Но зачем и кому надо оболгать мертвых? Почему не сказать: мы не можем их сосчитать! Это были бы простые безыскусные слова, и мертвые бы их поняли. Ибо иначе может наступить день, когда они, если им откажут в их святом праве, придут и соберутся у памятника времен Мировой войны, который, как печные трубы, устоял на фоне гибели трех четвертей города. И они спросят тех, в честь кого на памятнике начертано: «Сорок тысяч сынов города отдали свои жизни за вас! 1914–1918», они спросят у этих сорока тысяч: «Ваши родители, жены, дети тоже пали, во множестве и бессчетно — и скажите, их сыновья, за что?
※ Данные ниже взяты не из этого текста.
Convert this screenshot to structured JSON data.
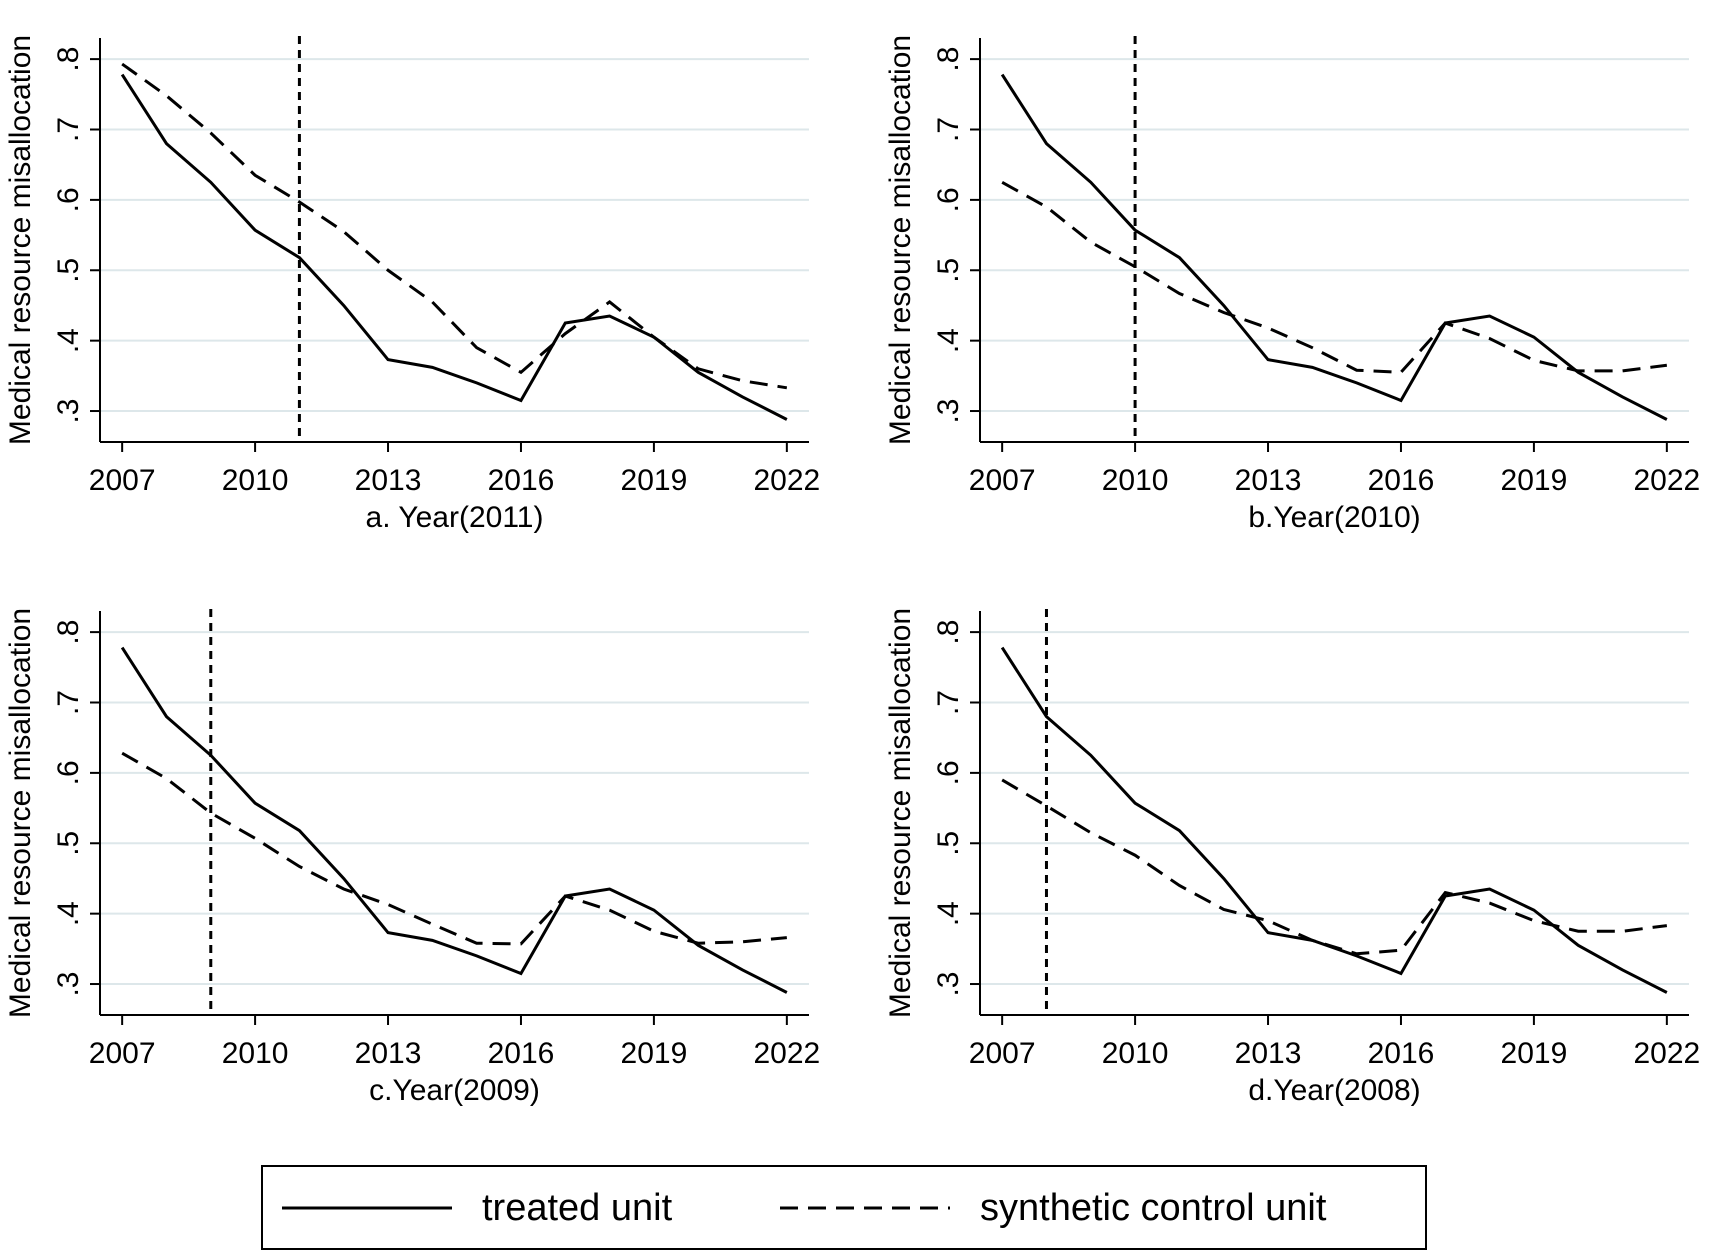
{
  "chart_data": [
    {
      "type": "line",
      "xlabel": "a. Year(2011)",
      "ylabel": "Medical resource misallocation",
      "x": [
        2007,
        2008,
        2009,
        2010,
        2011,
        2012,
        2013,
        2014,
        2015,
        2016,
        2017,
        2018,
        2019,
        2020,
        2021,
        2022
      ],
      "series": [
        {
          "name": "treated unit",
          "color": "#000000",
          "dash": "none",
          "values": [
            0.778,
            0.68,
            0.625,
            0.557,
            0.518,
            0.45,
            0.373,
            0.362,
            0.34,
            0.315,
            0.425,
            0.435,
            0.405,
            0.355,
            0.32,
            0.288
          ]
        },
        {
          "name": "synthetic control unit",
          "color": "#000000",
          "dash": "18 10",
          "values": [
            0.793,
            0.748,
            0.695,
            0.635,
            0.597,
            0.555,
            0.5,
            0.455,
            0.39,
            0.355,
            0.41,
            0.455,
            0.405,
            0.36,
            0.343,
            0.333
          ]
        }
      ],
      "vline": 2011,
      "xlim": [
        2006.5,
        2022.5
      ],
      "ylim": [
        0.256,
        0.83
      ],
      "xticks": [
        2007,
        2010,
        2013,
        2016,
        2019,
        2022
      ],
      "yticks": [
        {
          "value": 0.3,
          "label": ".3"
        },
        {
          "value": 0.4,
          "label": ".4"
        },
        {
          "value": 0.5,
          "label": ".5"
        },
        {
          "value": 0.6,
          "label": ".6"
        },
        {
          "value": 0.7,
          "label": ".7"
        },
        {
          "value": 0.8,
          "label": ".8"
        }
      ],
      "grid": true
    },
    {
      "type": "line",
      "xlabel": "b.Year(2010)",
      "ylabel": "Medical resource misallocation",
      "x": [
        2007,
        2008,
        2009,
        2010,
        2011,
        2012,
        2013,
        2014,
        2015,
        2016,
        2017,
        2018,
        2019,
        2020,
        2021,
        2022
      ],
      "series": [
        {
          "name": "treated unit",
          "color": "#000000",
          "dash": "none",
          "values": [
            0.778,
            0.68,
            0.625,
            0.557,
            0.518,
            0.45,
            0.373,
            0.362,
            0.34,
            0.315,
            0.425,
            0.435,
            0.405,
            0.355,
            0.32,
            0.288
          ]
        },
        {
          "name": "synthetic control unit",
          "color": "#000000",
          "dash": "18 10",
          "values": [
            0.625,
            0.59,
            0.54,
            0.505,
            0.467,
            0.44,
            0.418,
            0.39,
            0.358,
            0.355,
            0.425,
            0.403,
            0.372,
            0.357,
            0.357,
            0.365
          ]
        }
      ],
      "vline": 2010,
      "xlim": [
        2006.5,
        2022.5
      ],
      "ylim": [
        0.256,
        0.83
      ],
      "xticks": [
        2007,
        2010,
        2013,
        2016,
        2019,
        2022
      ],
      "yticks": [
        {
          "value": 0.3,
          "label": ".3"
        },
        {
          "value": 0.4,
          "label": ".4"
        },
        {
          "value": 0.5,
          "label": ".5"
        },
        {
          "value": 0.6,
          "label": ".6"
        },
        {
          "value": 0.7,
          "label": ".7"
        },
        {
          "value": 0.8,
          "label": ".8"
        }
      ],
      "grid": true
    },
    {
      "type": "line",
      "xlabel": "c.Year(2009)",
      "ylabel": "Medical resource misallocation",
      "x": [
        2007,
        2008,
        2009,
        2010,
        2011,
        2012,
        2013,
        2014,
        2015,
        2016,
        2017,
        2018,
        2019,
        2020,
        2021,
        2022
      ],
      "series": [
        {
          "name": "treated unit",
          "color": "#000000",
          "dash": "none",
          "values": [
            0.778,
            0.68,
            0.625,
            0.557,
            0.518,
            0.45,
            0.373,
            0.362,
            0.34,
            0.315,
            0.425,
            0.435,
            0.405,
            0.355,
            0.32,
            0.288
          ]
        },
        {
          "name": "synthetic control unit",
          "color": "#000000",
          "dash": "18 10",
          "values": [
            0.628,
            0.592,
            0.543,
            0.507,
            0.467,
            0.435,
            0.413,
            0.385,
            0.358,
            0.357,
            0.425,
            0.405,
            0.375,
            0.358,
            0.36,
            0.366
          ]
        }
      ],
      "vline": 2009,
      "xlim": [
        2006.5,
        2022.5
      ],
      "ylim": [
        0.256,
        0.83
      ],
      "xticks": [
        2007,
        2010,
        2013,
        2016,
        2019,
        2022
      ],
      "yticks": [
        {
          "value": 0.3,
          "label": ".3"
        },
        {
          "value": 0.4,
          "label": ".4"
        },
        {
          "value": 0.5,
          "label": ".5"
        },
        {
          "value": 0.6,
          "label": ".6"
        },
        {
          "value": 0.7,
          "label": ".7"
        },
        {
          "value": 0.8,
          "label": ".8"
        }
      ],
      "grid": true
    },
    {
      "type": "line",
      "xlabel": "d.Year(2008)",
      "ylabel": "Medical resource misallocation",
      "x": [
        2007,
        2008,
        2009,
        2010,
        2011,
        2012,
        2013,
        2014,
        2015,
        2016,
        2017,
        2018,
        2019,
        2020,
        2021,
        2022
      ],
      "series": [
        {
          "name": "treated unit",
          "color": "#000000",
          "dash": "none",
          "values": [
            0.778,
            0.68,
            0.625,
            0.557,
            0.518,
            0.45,
            0.373,
            0.362,
            0.34,
            0.315,
            0.425,
            0.435,
            0.405,
            0.355,
            0.32,
            0.288
          ]
        },
        {
          "name": "synthetic control unit",
          "color": "#000000",
          "dash": "18 10",
          "values": [
            0.59,
            0.553,
            0.515,
            0.483,
            0.44,
            0.406,
            0.39,
            0.362,
            0.343,
            0.348,
            0.43,
            0.415,
            0.39,
            0.375,
            0.375,
            0.383
          ]
        }
      ],
      "vline": 2008,
      "xlim": [
        2006.5,
        2022.5
      ],
      "ylim": [
        0.256,
        0.83
      ],
      "xticks": [
        2007,
        2010,
        2013,
        2016,
        2019,
        2022
      ],
      "yticks": [
        {
          "value": 0.3,
          "label": ".3"
        },
        {
          "value": 0.4,
          "label": ".4"
        },
        {
          "value": 0.5,
          "label": ".5"
        },
        {
          "value": 0.6,
          "label": ".6"
        },
        {
          "value": 0.7,
          "label": ".7"
        },
        {
          "value": 0.8,
          "label": ".8"
        }
      ],
      "grid": true
    }
  ]
}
И всего за пять с половиной часов!» И тогда не найдется никого, кто смог бы дать ответ. И вместо никому не нужного орла, коего нацарапала на памятнике хвастливая эпоха, явится рунический знак Матери-Печали… Неделю спустя эта часть города была объявлена запретной зоной. Вокруг нее была воздвигнута стена — благо камней на нее хватало. У входов была поставлена вооруженная охрана. «Они тоже этого хотят, — сказал мне один солдат. — Это не удовольствия ради». Было видно, что там работают заключенные в полосатой одежде. Они должны были извлекать мертвецов из-под завалов. Поговаривали, что трупы, или что там могло остаться от некогда живых людей, сжигают на месте или уничтожают огнеметами прямо в подвалах. Но на самом деле все было еще хуже. Из-за мух люди не могли проникнуть в подвалы, скользя по массе личинок размером с палец, и огонь должен был проложить путь к тем, кто погиб в огне.
В городе царили крысы и мухи. Наглые жирные крысы резвились на улицах. Но еще более тошнотворными были мухи. Огромные, отсвечивавшие зеленоватым блеском, — таких мух здесь никогда прежде не видывали. Отвратительными черными массами копошились они на булыжниках мостовых, засиживали остатки стен, спаривались и грелись, утомленные и пресыщенные, на разбитых оконных стеклах. Летать они были уже не в состоянии и наползали на нас из всех щелей и трещин, пачкая все вокруг; шорох и противное жужжание были первыми звуками, какие мы слышали при пробуждении. Прекратилось это только много позднее, в октябре.
И ужасный запах обугленной Ратуши, вонь гниения и разложения — они плотно пропитали воздух над городом. Этот запах был видимым, как красноватая известковая пыль, витавшая повсюду. В нас внезапно проснулась тяга к духам.
В те первые дни мы вылезали из грузовиков неподалеку от крытого рынка. Нам хотелось прежде всего добраться до Вольного порта и прочесать контору. До тех пор мы ничего о ней не слышали и надеялись что-нибудь спасти. Квартал словно вымер, но разрушений здесь было меньше, чем в других местах. Половина домов уцелела, у многих были разрушены только крыши и выгорели верхние этажи. Изредка были видны люди, ковырявшиеся в мусоре и таскавшие обгоревшую мебель на улицу.